Good. It is. Even when taking into account my own innumeracy and screwing up the calculations so the difference is in fact between 0.000003% vs. 0.0000003%.

It is clear indeed that the issue should be framed in terms of a percentage differential. $100 is a big deal to the guy who sweeps your office, but not so much to the guy who owns it. When asking for a raise, the dollar amount you seek is based on a percentage of your income, not the amount independent of your income: you ask for a $1000 or $10,000 raise, not a $100 one. It makes sense because when you _are_ dealing with large orders of magnitude, you don't maintain the notion that values significant to small orders of magnitude are still relevant (you may waffle over the price of a single doorknob for your home, but not for your office building). I'm not sure how to present a persuasive argument that what is, is. If you're dealing with millions/billions of dollars, a hundred dollars isn't a concern - but if you're scraping by in poverty, it is. Maybe the best argument is that when I plugged in 0.0000003%, 0.0000017% and 0.0000033% as applied exponentially over a large population into Excel (to wit: applied percentages .01%, .05%, and .10% to a population of 100, then scaled to the US population), the resulting graph looked _exactly_ like the one in the article (save for perhaps some slight real-world distortions). The theory, with little effort, matches the reality.

Sure, the question of whether a 0.000003% or 0.0000003% differential makes for the best society becomes quite important, for exactly the reasons you agree to: such a tiny difference in percentage has enormous consequences when iterated over hundreds of millions of people. My concern is what you overlooked in my post: a century of trying to adjust that natural reality resulted in some 100,000,000 deaths under Communism.

[ckuehne]

"The author confuses linear distributions with exponential ones, comparing them as stacked bar graphs without suitable differentiation of axis."
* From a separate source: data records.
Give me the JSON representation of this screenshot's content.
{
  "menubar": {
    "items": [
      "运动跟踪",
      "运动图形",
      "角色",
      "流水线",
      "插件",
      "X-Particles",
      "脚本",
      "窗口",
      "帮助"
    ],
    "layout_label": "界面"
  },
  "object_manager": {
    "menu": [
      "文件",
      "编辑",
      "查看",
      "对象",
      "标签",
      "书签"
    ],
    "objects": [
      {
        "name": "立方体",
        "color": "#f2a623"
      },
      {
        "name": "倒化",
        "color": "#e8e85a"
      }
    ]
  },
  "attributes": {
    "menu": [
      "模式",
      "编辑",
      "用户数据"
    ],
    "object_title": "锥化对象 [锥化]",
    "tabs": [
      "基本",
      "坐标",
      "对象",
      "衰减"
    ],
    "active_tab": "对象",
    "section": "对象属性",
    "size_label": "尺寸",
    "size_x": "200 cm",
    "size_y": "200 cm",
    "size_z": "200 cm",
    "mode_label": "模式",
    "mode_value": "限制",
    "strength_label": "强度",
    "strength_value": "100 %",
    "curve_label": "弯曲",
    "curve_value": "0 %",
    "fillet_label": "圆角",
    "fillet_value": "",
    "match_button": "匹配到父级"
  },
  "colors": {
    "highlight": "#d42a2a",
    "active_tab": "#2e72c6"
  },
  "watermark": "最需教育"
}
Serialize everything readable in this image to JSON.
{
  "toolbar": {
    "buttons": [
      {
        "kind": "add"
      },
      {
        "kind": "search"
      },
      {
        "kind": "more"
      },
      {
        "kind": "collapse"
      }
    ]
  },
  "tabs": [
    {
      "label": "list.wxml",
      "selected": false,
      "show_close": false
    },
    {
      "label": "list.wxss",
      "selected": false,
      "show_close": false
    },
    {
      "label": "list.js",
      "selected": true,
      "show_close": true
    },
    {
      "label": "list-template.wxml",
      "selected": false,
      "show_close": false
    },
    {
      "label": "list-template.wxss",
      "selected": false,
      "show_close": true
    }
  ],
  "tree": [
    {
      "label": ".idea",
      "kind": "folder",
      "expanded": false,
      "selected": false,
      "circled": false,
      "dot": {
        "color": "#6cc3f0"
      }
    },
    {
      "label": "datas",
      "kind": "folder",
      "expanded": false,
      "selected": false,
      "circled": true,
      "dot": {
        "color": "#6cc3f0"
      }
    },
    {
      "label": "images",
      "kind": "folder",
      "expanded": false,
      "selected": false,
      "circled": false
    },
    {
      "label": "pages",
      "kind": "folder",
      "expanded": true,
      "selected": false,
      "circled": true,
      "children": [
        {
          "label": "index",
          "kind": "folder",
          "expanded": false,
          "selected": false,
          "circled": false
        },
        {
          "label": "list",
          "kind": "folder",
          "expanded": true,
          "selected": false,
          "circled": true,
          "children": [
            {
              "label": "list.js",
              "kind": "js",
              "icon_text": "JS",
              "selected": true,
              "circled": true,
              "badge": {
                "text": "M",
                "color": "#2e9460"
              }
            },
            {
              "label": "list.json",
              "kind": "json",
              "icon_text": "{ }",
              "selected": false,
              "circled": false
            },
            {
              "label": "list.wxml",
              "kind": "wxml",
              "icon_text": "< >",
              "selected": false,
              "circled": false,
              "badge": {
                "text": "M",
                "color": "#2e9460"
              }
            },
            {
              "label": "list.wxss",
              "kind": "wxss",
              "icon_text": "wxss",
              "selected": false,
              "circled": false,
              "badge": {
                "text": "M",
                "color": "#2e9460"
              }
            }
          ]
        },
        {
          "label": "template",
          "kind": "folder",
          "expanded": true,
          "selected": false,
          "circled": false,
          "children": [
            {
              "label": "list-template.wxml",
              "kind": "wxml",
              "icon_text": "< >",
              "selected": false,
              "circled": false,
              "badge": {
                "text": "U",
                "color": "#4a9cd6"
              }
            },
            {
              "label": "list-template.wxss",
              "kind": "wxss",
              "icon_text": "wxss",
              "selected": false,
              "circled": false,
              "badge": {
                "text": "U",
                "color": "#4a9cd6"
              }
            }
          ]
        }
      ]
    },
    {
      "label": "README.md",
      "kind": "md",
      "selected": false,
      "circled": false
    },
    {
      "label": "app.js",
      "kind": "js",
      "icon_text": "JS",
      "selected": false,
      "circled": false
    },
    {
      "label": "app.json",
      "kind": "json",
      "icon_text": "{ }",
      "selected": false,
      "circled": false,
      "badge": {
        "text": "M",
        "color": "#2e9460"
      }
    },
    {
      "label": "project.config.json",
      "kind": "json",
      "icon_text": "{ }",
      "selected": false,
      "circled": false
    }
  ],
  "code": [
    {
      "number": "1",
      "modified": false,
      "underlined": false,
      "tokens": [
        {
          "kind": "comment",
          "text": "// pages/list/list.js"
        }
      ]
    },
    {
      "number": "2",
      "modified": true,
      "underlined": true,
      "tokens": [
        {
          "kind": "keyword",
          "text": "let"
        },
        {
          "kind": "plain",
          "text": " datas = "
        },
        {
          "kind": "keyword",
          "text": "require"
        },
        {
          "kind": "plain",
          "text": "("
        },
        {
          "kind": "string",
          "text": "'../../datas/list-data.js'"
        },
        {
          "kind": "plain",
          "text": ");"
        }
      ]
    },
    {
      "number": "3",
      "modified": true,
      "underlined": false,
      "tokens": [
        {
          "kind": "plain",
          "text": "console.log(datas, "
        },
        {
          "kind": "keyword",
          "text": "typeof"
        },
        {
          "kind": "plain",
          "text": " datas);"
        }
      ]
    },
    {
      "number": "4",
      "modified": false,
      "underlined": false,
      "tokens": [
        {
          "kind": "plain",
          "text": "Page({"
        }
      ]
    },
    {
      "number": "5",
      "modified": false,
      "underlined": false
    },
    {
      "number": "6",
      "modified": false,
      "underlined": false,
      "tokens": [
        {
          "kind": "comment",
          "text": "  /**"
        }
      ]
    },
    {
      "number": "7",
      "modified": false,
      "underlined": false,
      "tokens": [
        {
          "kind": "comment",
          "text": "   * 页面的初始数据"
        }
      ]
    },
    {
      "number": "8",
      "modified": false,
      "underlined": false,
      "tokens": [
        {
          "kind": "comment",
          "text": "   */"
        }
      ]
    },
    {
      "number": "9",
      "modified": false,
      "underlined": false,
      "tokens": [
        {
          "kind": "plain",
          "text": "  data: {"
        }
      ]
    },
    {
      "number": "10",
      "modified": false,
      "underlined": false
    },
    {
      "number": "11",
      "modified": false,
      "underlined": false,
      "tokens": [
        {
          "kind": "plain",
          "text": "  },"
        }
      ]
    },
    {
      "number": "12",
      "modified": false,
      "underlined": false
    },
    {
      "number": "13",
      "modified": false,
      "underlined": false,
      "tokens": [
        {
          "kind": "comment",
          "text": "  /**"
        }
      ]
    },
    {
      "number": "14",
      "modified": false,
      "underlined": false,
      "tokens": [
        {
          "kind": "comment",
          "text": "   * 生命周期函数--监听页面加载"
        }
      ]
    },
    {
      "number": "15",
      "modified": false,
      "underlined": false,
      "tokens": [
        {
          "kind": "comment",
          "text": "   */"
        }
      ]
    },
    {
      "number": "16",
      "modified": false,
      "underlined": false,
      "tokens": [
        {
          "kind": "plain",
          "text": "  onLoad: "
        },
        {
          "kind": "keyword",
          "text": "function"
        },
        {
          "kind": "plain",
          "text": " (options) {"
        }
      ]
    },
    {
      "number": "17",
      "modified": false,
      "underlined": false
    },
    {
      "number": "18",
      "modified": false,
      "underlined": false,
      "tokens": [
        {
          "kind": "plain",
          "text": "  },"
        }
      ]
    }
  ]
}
Could you elaborate? By the way, the graph is taken from the original paper (click the details link below the graph).

[ctdonath]

The graph (and the article's conclusion) would be more sensible if the bottom bar were on a linear axis while the top was on a suitably scaled logarithmic axis. The author does not comprehend the consequential differences between percentages and absolute values.

[ctdonath]

Addressing my own innumeracy, reworking the numbers I find that all three bars are indeed exponential, expressing percentage increases of different orders of magnitude (the top is increasing wealth accumulation at 10x the percentage rate of the bottom). Mea culpa aside, the author is using a linear X axis instead of a far more suitable logarithmic scale, thus skewing the reader's perception of the graph (as exemplified by the fact that all the HN comments failed to notice this).